The inflation story, and subsequently monetary policy, varied greatly across EM regions with LatAm seeing much larger price increases and rate hikes. Over a 2-year period to the end of August, Colombia raised rates by 11.5%, Brazil by 9% and Chile by 8%.
This is in sharp contrast to select Asian countries such as the Philippines, Thailand, and Malaysia which raised rates over the same period by 4.25%, 1.75% and 1.25%, respectively.5 Reflecting this dynamic, LatAm currencies have been some of the best performing year-to-date, with Asian currencies being some of the worst performing.
In most cases, the swift response had its intended target, with inflation coming under control. Central banks in LatAm are now beginning to start cutting. Dominican Republic and Uruguay have already cut rates this year by 100 basis points (bps) and 75bps respectively, with Brazil and Chile also cutting rates in August. Peru, Mexico and Colombia are expected to follow suit later this year. Cuts in LatAm are timely due to the predictions of rising corporate default rates in the region which has the potential to put some of the most indebted issuers under pressure.
The resilience of the US economy suggests we could see interest rates stay at an elevated level for an extended period of time. Wages continue to rise, helping to prop up headline inflation despite the fall in commodity and goods prices. Lower earners, in particular, have seen a significant uptick in their salaries, which has supported consumers and the wider economy.

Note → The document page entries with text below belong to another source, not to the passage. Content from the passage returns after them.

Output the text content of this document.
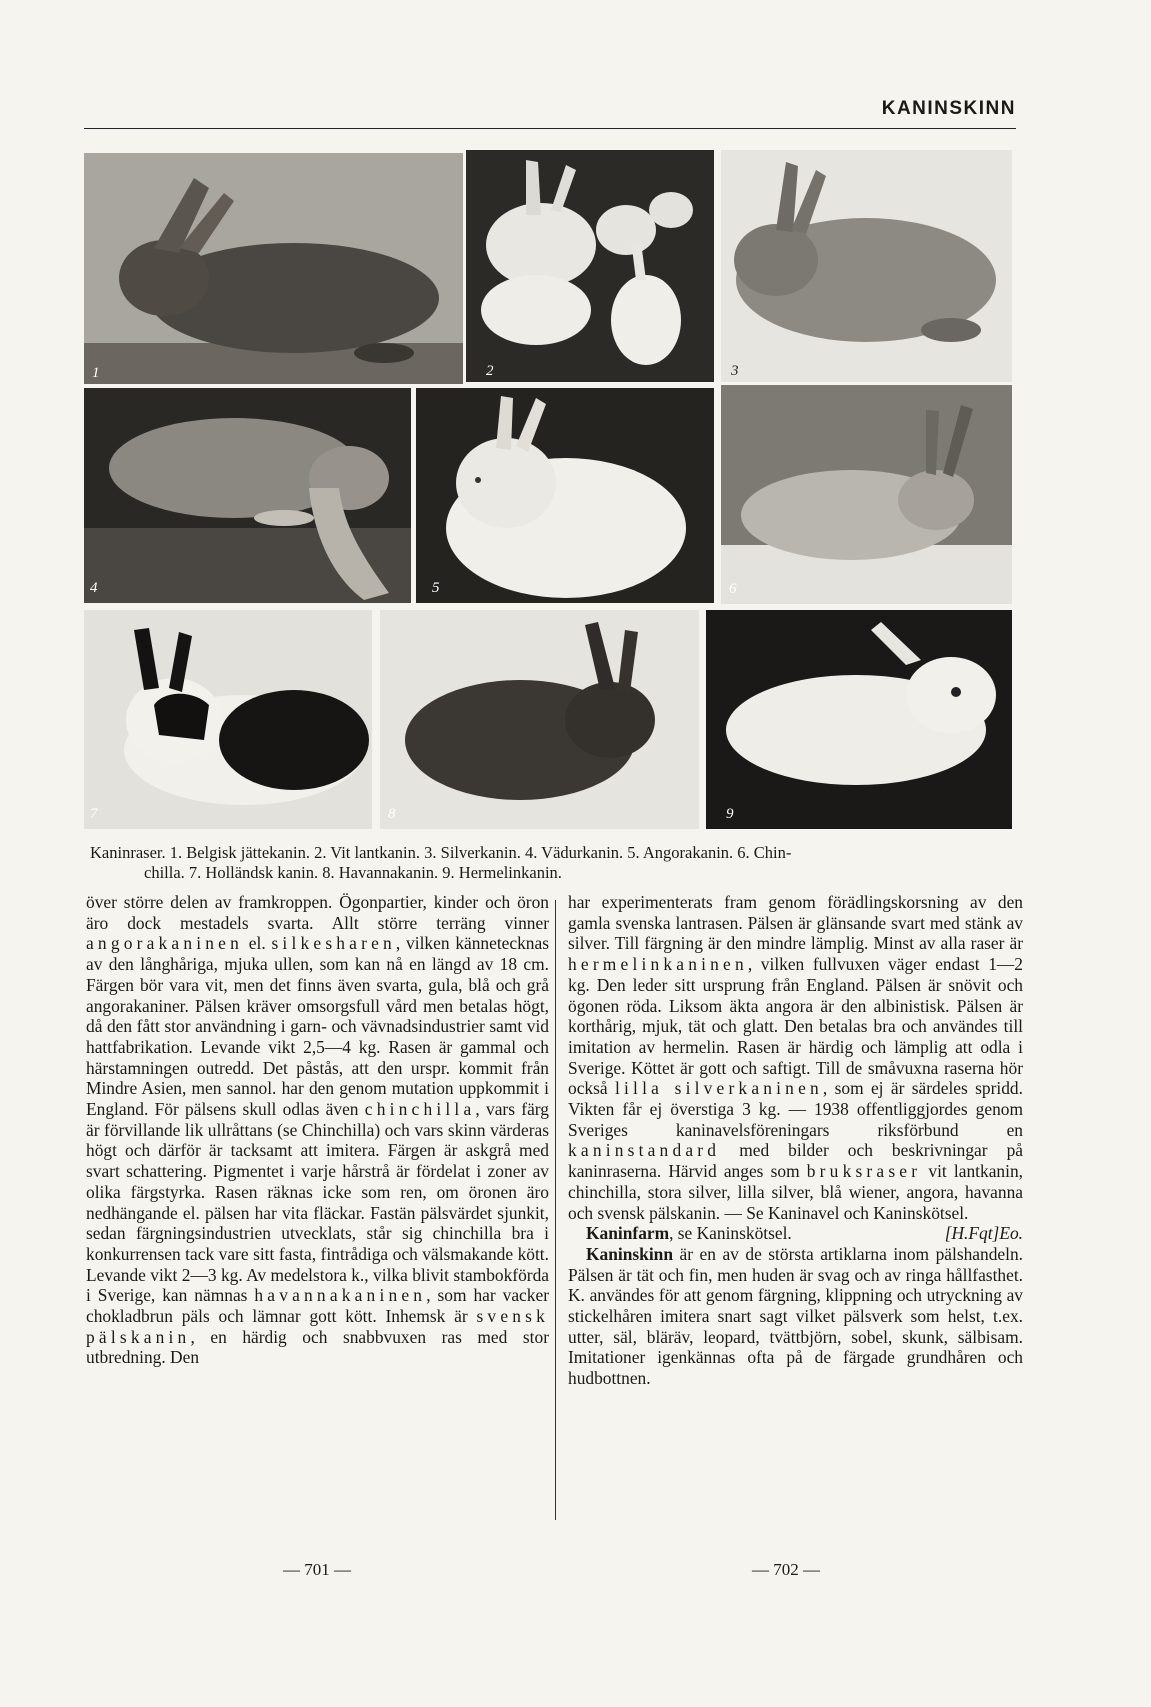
KANINSKINN
1	2	3
4	5	6
7	8	9
Kaninraser. 1. Belgisk jättekanin. 2. Vit lantkanin. 3. Silverkanin. 4. Vädurkanin. 5. Angorakanin. 6. Chin-
chilla. 7. Holländsk kanin. 8. Havannakanin. 9. Hermelinkanin.

över större delen av framkroppen. Ögonpartier, kinder och öron äro dock mestadels svarta. Allt större terräng vinner angorakaninen el. silkesharen, vilken kännetecknas av den långhåriga, mjuka ullen, som kan nå en längd av 18 cm. Färgen bör vara vit, men det finns även svarta, gula, blå och grå angorakaniner. Pälsen kräver omsorgsfull vård men betalas högt, då den fått stor användning i garn- och vävnadsindustrier samt vid hattfabrikation. Levande vikt 2,5—4 kg. Rasen är gammal och härstamningen outredd. Det påstås, att den urspr. kommit från Mindre Asien, men sannol. har den genom mutation uppkommit i England. För pälsens skull odlas även chinchilla, vars färg är förvillande lik ullråttans (se Chinchilla) och vars skinn värderas högt och därför är tacksamt att imitera. Färgen är askgrå med svart schattering. Pigmentet i varje hårstrå är fördelat i zoner av olika färgstyrka. Rasen räknas icke som ren, om öronen äro nedhängande el. pälsen har vita fläckar. Fastän pälsvärdet sjunkit, sedan färgningsindustrien utvecklats, står sig chinchilla bra i konkurrensen tack vare sitt fasta, fintrådiga och välsmakande kött. Levande vikt 2—3 kg. Av medelstora k., vilka blivit stambokförda i Sverige, kan nämnas havannakaninen, som har vacker chokladbrun päls och lämnar gott kött. Inhemsk är svensk pälskanin, en härdig och snabbvuxen ras med stor utbredning. Den

har experimenterats fram genom förädlingskorsning av den gamla svenska lantrasen. Pälsen är glänsande svart med stänk av silver. Till färgning är den mindre lämplig. Minst av alla raser är hermelinkaninen, vilken fullvuxen väger endast 1—2 kg. Den leder sitt ursprung från England. Pälsen är snövit och ögonen röda. Liksom äkta angora är den albinistisk. Pälsen är korthårig, mjuk, tät och glatt. Den betalas bra och användes till imitation av hermelin. Rasen är härdig och lämplig att odla i Sverige. Köttet är gott och saftigt. Till de småvuxna raserna hör också lilla silverkaninen, som ej är särdeles spridd. Vikten får ej överstiga 3 kg. — 1938 offentliggjordes genom Sveriges kaninavelsföreningars riksförbund en kaninstandard med bilder och beskrivningar på kaninraserna. Härvid anges som bruksraser vit lantkanin, chinchilla, stora silver, lilla silver, blå wiener, angora, havanna och svensk pälskanin. — Se Kaninavel och Kaninskötsel.
[H.Fqt]Eo.

Kaninfarm, se Kaninskötsel.

Kaninskinn är en av de största artiklarna inom pälshandeln. Pälsen är tät och fin, men huden är svag och av ringa hållfasthet. K. användes för att genom färgning, klippning och utryckning av stickelhåren imitera snart sagt vilket pälsverk som helst, t.ex. utter, säl, bläräv, leopard, tvättbjörn, sobel, skunk, sälbisam. Imitationer igenkännas ofta på de färgade grundhåren och hudbottnen.

— 701 —	— 702 —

Higher real rates help to bring inflation under control. We are now starting to see signs of this as inflation moderates, although it should be remembered that things typically start to break in the system as real rates approach 3%, potentially leading to a more severe contraction in economic activity.
One of our key concerns is that central banks could be looking at the wrong indicator in order to determine when to pause rates. Instead of looking at the rapid fall in money supply – traditionally a reliable leading indicator of economic growth over the subsequent 18 months – they appear to be focused on current levels of growth.
As growth continues to surprise to the upside, there is a risk that central banks continue to hike, potentially overtightening just at the point that growth falls over, thus leading to a more severe economic contraction further down the line.
The value of investments will fluctuate, which will cause prices to fall as well as rise and investors may not get back the original amount they invested. Past performance is not a guide to future performance. The views expressed in this document should not be taken as a recommendation, advice or forecast.